Pero todo acaba pronto, ¡oh dolor!, en este infame mundo, y los

ensueños del joven Franz no pudieron sustraerse a tamaña ley. Llegó, al

fin, cierto día a la ciudad en cuya universidad enseñaba Samuel Klaus,

su viejo profesor de violín. Cuando este santo anciano vió pobre,

huérfano y solo a su discípulo favorito, sintió centuplicársele el

cariño que hacia el muchacho sentía, y estrechándole contra su noble

corazón le adoptó generoso como hijo.

El violinista Klaus parecía evocar con su grotesca y oronda persona

las románicas tallas medievales, pero, desmintiendo aquellas sus

apariencias de trasgo o duende fantástico, gozaba de uno de los más

grandes corazones, de un alma de ternuras femeniles y de una abnegación

no inferior a la de cualquiera de los mártires del Cristianismo. Al

referirle su joven discípulo la historia de los últimos años de su

ausencia, el viejo maestro le tomó por la mano y llevándole a su estudio le dijo tan sólo:

—Abandona la vida errabunda y quédate aquí con migo. Podrás lograr

gloria y dinero. Yo, anciano y sin familia, no seré más que un padre

para ti. Vivamos, pues, juntos, olvidando todo lo de este mundo, salvo

la gloria que en breve tiempo conquistaremos.

Maestro y discípulo acordaron ambos pasar a París, tocando en varias

ciudades alemanas del camino. Con ello, el joven Franz olvidó en breve

su vida vagabunda; desechó las nostalgias de su independencia artística, despertándose, en cambio, su antigua y dormida ambición de lauros y de

oro. Contento desde la muerte de su madre con el aplauso de los dioses

moradores de su volcánica fantasía, quería además el aplauso también de

los hombres mortales. Bajo la severa enseñanza de Klaus, su talento

musical nativo ganaba en vigor y en magia cada día, extendiéndose la

fama de sus méritos rápidamente por ciudades y villas. Las más geniales

mentalidades de varios centros le proclamaron pronto violinista sin

rival, el violinista único, con lo cual no hay que añadir que perdieron la cabeza al fin, tanto el maestro como el discípulo.
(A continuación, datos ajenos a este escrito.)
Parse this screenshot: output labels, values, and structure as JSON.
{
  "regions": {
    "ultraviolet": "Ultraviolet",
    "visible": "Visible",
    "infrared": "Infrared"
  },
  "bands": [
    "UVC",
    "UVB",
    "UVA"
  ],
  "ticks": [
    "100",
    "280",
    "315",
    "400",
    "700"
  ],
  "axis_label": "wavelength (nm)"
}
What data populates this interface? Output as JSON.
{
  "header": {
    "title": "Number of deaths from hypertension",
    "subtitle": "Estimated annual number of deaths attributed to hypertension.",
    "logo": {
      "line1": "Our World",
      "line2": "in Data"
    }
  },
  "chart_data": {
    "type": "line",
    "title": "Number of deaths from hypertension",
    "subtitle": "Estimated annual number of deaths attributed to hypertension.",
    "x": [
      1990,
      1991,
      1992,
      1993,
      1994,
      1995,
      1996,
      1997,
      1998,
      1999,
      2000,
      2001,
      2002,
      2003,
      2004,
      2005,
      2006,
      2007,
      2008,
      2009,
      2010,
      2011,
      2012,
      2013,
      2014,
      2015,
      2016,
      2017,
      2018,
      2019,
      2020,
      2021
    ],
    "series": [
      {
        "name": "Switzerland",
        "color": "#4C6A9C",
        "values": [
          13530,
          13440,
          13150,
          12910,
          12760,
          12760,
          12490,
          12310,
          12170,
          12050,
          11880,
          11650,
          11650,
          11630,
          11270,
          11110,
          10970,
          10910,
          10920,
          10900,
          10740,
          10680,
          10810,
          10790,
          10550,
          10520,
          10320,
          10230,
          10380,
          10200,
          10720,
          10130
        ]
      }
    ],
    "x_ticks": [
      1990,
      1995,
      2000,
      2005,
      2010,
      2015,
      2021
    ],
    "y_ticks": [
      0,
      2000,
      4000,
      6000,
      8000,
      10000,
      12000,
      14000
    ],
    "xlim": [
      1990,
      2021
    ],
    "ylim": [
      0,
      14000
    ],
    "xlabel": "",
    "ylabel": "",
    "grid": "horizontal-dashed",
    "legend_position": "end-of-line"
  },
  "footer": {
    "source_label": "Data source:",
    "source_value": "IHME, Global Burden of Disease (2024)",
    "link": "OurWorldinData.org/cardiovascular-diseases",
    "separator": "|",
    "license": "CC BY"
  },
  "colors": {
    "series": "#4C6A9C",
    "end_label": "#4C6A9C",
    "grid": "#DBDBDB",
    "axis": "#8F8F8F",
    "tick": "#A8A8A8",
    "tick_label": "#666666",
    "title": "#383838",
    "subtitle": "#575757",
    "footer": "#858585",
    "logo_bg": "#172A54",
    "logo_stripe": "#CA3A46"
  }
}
Mas la capital de Francia no le concedió de buenas a primeras al

joven tamaña reputación, porque es sabido que París acostumbra a hacerse por sí mismo las reputaciones, sin aceptarlas bajo la fe de otros. Así

que el violinista Franz llevaba ya allí tres años y remontaba aún por la áspera pendiente de su calvario como artista, cuando le acaeció un

suceso que llegó a marchitar todos sus ensueños de gloria. El primer

concierto de Paganini puso a la ciudad luz en intensa conmoción. El

maestro italiano apareció, y Lutecia entera cayó a sus pies.